Source: healthline.com

Medical cannabis is a rapidly emerging research area in medicine. A number of people worldwide are studying the effects of this substance on various diseases. The potential areas range from skincare to mental disorders. Recently a number of cannabis medications have been investigated for the potential treatment of Multiple Sclerosis (MS). MS is characterized by two major symptoms of pain and spasticity. Medical Cannabis is a tested remedy for both of these symptoms.

The National Institute for Health and Care Excellence (NICE) in the UK  recommended the use of THC: CBD spray for treating spasticity in 2019. However, they set a condition that the patients must see at least a 20% reduction in spasticity-related symptoms in a 4-week trial of the spray. In addition, access to this treatment was limited and administration was supervised by a specialist clinician as well as generally low prescriptions.

Since the prescription amount for this treatment is so low, data collection is very hard in this case. However, that did not stop more people to look into the prospects of this treatment. In a review published in the Journal, ‘Current Neurology and Neuroscience Reports’ authors try to find such evidence. They tried to find various cases that link the use of medical cannabis and cannabinoids in treating Multiple Sclerosis.

Source: medicalnewstoday.com

Defining MS:

Multiple Sclerosis or MS is a medical condition that affects the brain and spinal cord. It is a lifelong neuroinflammatory disease that can lead to severe disability in patients. The common symptoms of MS include spasticity, weakness, sensory disturbances, painful spasms, ataxia, tremor, optic neuritis, and complex ophthalmoplegia, fatigue, and dysphagia.

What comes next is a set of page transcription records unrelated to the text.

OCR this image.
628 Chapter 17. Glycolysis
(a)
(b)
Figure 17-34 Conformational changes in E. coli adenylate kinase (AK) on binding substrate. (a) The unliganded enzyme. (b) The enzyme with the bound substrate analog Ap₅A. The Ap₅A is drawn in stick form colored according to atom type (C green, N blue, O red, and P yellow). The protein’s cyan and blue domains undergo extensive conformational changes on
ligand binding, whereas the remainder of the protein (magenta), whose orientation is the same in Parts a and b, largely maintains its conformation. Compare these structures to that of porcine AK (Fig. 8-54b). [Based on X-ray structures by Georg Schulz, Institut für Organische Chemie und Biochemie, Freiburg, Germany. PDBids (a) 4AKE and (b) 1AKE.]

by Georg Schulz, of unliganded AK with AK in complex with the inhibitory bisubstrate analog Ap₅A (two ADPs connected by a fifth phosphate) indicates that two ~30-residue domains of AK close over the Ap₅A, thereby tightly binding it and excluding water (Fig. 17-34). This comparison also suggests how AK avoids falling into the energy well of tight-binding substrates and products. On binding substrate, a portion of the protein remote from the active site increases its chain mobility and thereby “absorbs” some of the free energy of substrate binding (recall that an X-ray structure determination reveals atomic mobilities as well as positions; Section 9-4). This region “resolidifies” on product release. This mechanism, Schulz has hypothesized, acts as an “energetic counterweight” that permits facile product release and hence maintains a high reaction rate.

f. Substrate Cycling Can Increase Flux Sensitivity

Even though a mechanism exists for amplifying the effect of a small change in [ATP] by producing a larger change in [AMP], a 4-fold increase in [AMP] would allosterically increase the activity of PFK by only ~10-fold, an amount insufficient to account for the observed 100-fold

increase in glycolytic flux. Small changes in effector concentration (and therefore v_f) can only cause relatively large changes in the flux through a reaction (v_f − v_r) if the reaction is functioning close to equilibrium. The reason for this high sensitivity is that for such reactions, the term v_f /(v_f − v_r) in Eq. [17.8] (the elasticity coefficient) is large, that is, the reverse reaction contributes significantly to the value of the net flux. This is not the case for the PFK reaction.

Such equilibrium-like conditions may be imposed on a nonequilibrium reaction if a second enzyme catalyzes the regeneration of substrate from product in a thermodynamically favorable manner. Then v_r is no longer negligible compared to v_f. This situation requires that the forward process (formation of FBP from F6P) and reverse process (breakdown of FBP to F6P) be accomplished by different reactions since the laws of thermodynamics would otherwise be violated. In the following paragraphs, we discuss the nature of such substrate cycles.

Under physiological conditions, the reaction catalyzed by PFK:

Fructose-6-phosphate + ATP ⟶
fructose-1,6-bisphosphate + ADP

A common age for diagnosis of this disease is the 20s and 30s. it usually starts in two ways, either the person relapses or the symptoms grow gradually. We still don’t know what the actual cause of MS. However, medical professionals link it with genetics as well as environmental factors.

In recent years medical cannabis has emerged as a potential treatment for MS. The MS Society of UK reports that “One in five people with MS we surveyed in 2014 told us they’d used cannabis to help with their symptoms.” People who partook in this survey claimed that using cannabis helped them treat the symptoms of pain and muscle stiffness.

Further Medical Evidence:

Recently researches focused on a total of eleven previous papers that discussed the efficacy of medical cannabis. Two of these reviews published by Cochrane discussed ataxia and tremor, and spasticity. However, the other nine papers focused on MS more broadly and discussed the use of cannabis compounds. Majority of which reported therapeutic results on this painful disability.

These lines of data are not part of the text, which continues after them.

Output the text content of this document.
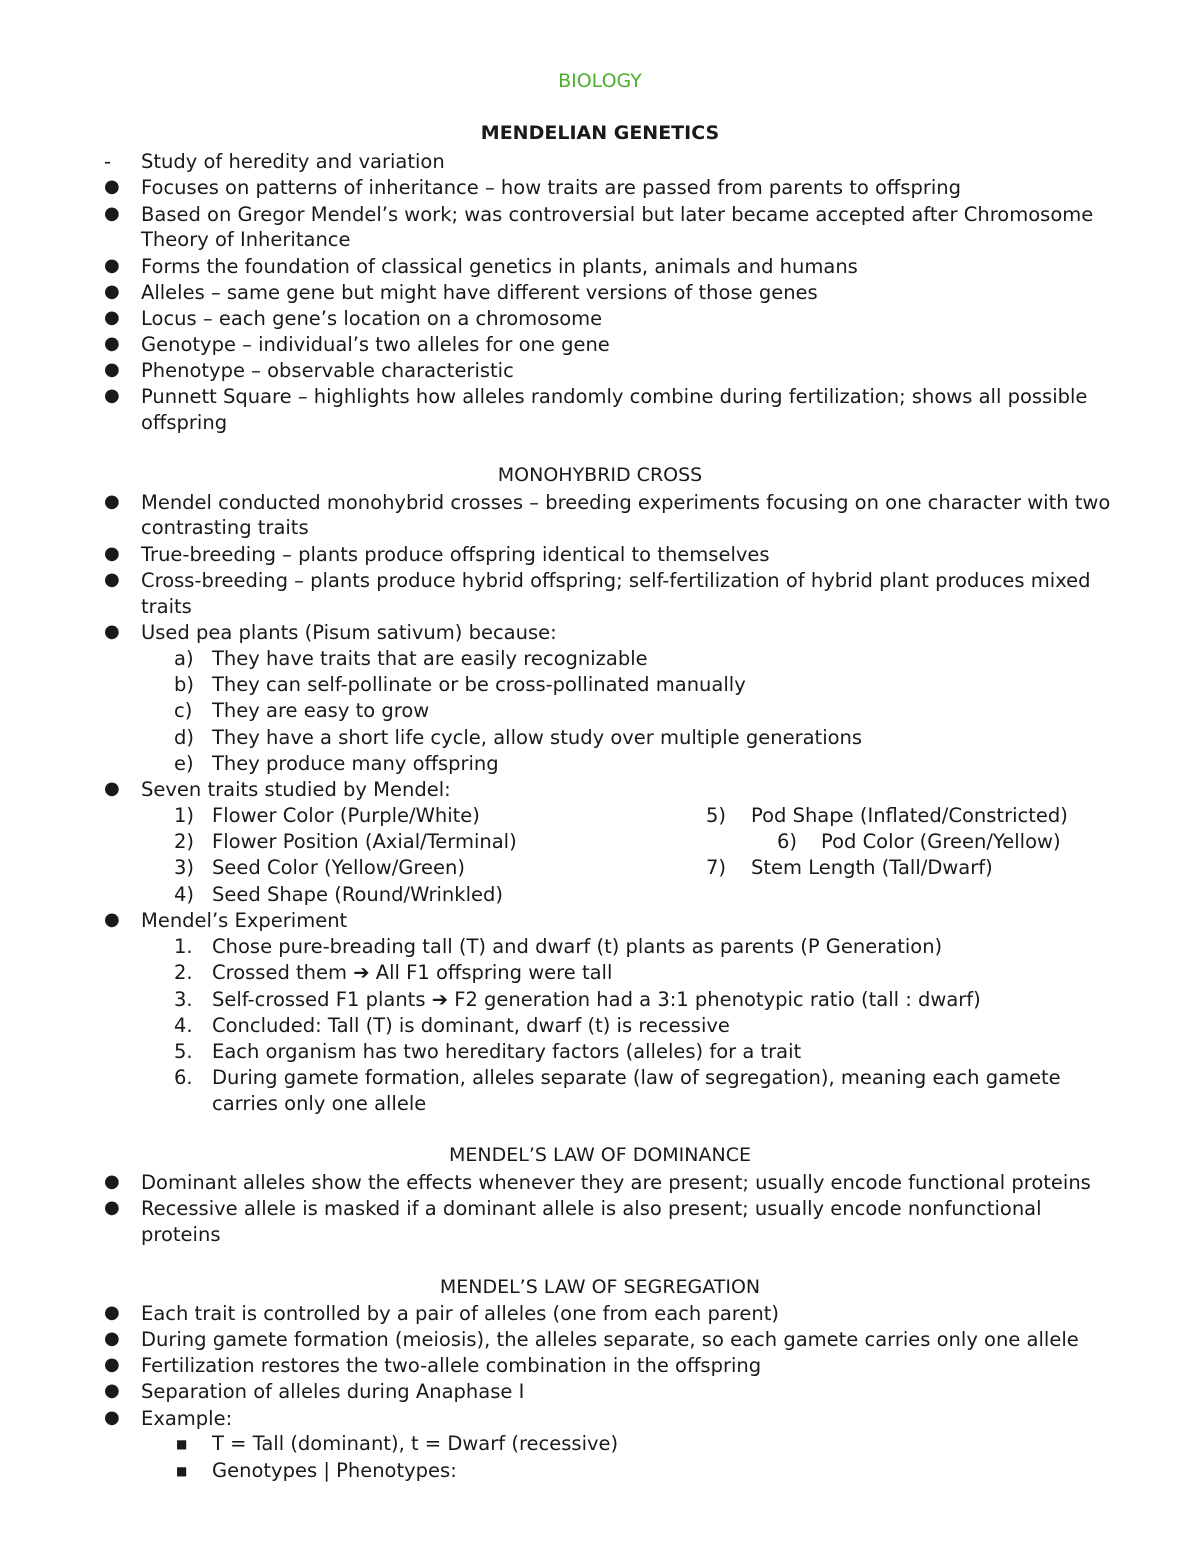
BIOLOGY
MENDELIAN GENETICS
- Study of heredity and variation
● Focuses on patterns of inheritance – how traits are passed from parents to offspring
● Based on Gregor Mendel’s work; was controversial but later became accepted after Chromosome
Theory of Inheritance
● Forms the foundation of classical genetics in plants, animals and humans
● Alleles – same gene but might have different versions of those genes
● Locus – each gene’s location on a chromosome
● Genotype – individual’s two alleles for one gene
● Phenotype – observable characteristic
● Punnett Square – highlights how alleles randomly combine during fertilization; shows all possible
offspring
MONOHYBRID CROSS
● Mendel conducted monohybrid crosses – breeding experiments focusing on one character with two
contrasting traits
● True-breeding – plants produce offspring identical to themselves
● Cross-breeding – plants produce hybrid offspring; self-fertilization of hybrid plant produces mixed
traits
● Used pea plants (Pisum sativum) because:
a) They have traits that are easily recognizable
b) They can self-pollinate or be cross-pollinated manually
c) They are easy to grow
d) They have a short life cycle, allow study over multiple generations
e) They produce many offspring
● Seven traits studied by Mendel:
1) Flower Color (Purple/White)
2) Flower Position (Axial/Terminal)
3) Seed Color (Yellow/Green)
4) Seed Shape (Round/Wrinkled)
5) Pod Shape (Inflated/Constricted)
6) Pod Color (Green/Yellow)
7) Stem Length (Tall/Dwarf)
● Mendel’s Experiment
1. Chose pure-breading tall (T) and dwarf (t) plants as parents (P Generation)
2. Crossed them ➔ All F1 offspring were tall
3. Self-crossed F1 plants ➔ F2 generation had a 3:1 phenotypic ratio (tall : dwarf)
4. Concluded: Tall (T) is dominant, dwarf (t) is recessive
5. Each organism has two hereditary factors (alleles) for a trait
6. During gamete formation, alleles separate (law of segregation), meaning each gamete
carries only one allele
MENDEL’S LAW OF DOMINANCE
● Dominant alleles show the effects whenever they are present; usually encode functional proteins
● Recessive allele is masked if a dominant allele is also present; usually encode nonfunctional
proteins
MENDEL’S LAW OF SEGREGATION
● Each trait is controlled by a pair of alleles (one from each parent)
● During gamete formation (meiosis), the alleles separate, so each gamete carries only one allele
● Fertilization restores the two-allele combination in the offspring
● Separation of alleles during Anaphase I
● Example:
■ T = Tall (dominant), t = Dwarf (recessive)
■ Genotypes | Phenotypes:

Moreover, the literature review concludes that there is favorable evidence that medical cannabis has positive effects on pain and muscle spasticity. However, they were unable to find conclusive evidence suggesting a remedy for MS. There is no proof that links cannabinoids with the treatment of  MS symptoms like bladder control, ataxia, and tremor.

This leads us to determine that although there were some promising findings in the field. The researchers still need a lot of thought and study on the topic before declaring it as a remedy. A good way for that is to have more and more medical trials. Uk is already working on a Trial System for patients using medical cannabis. We can only hope that the NHS include this treatment on their list as well.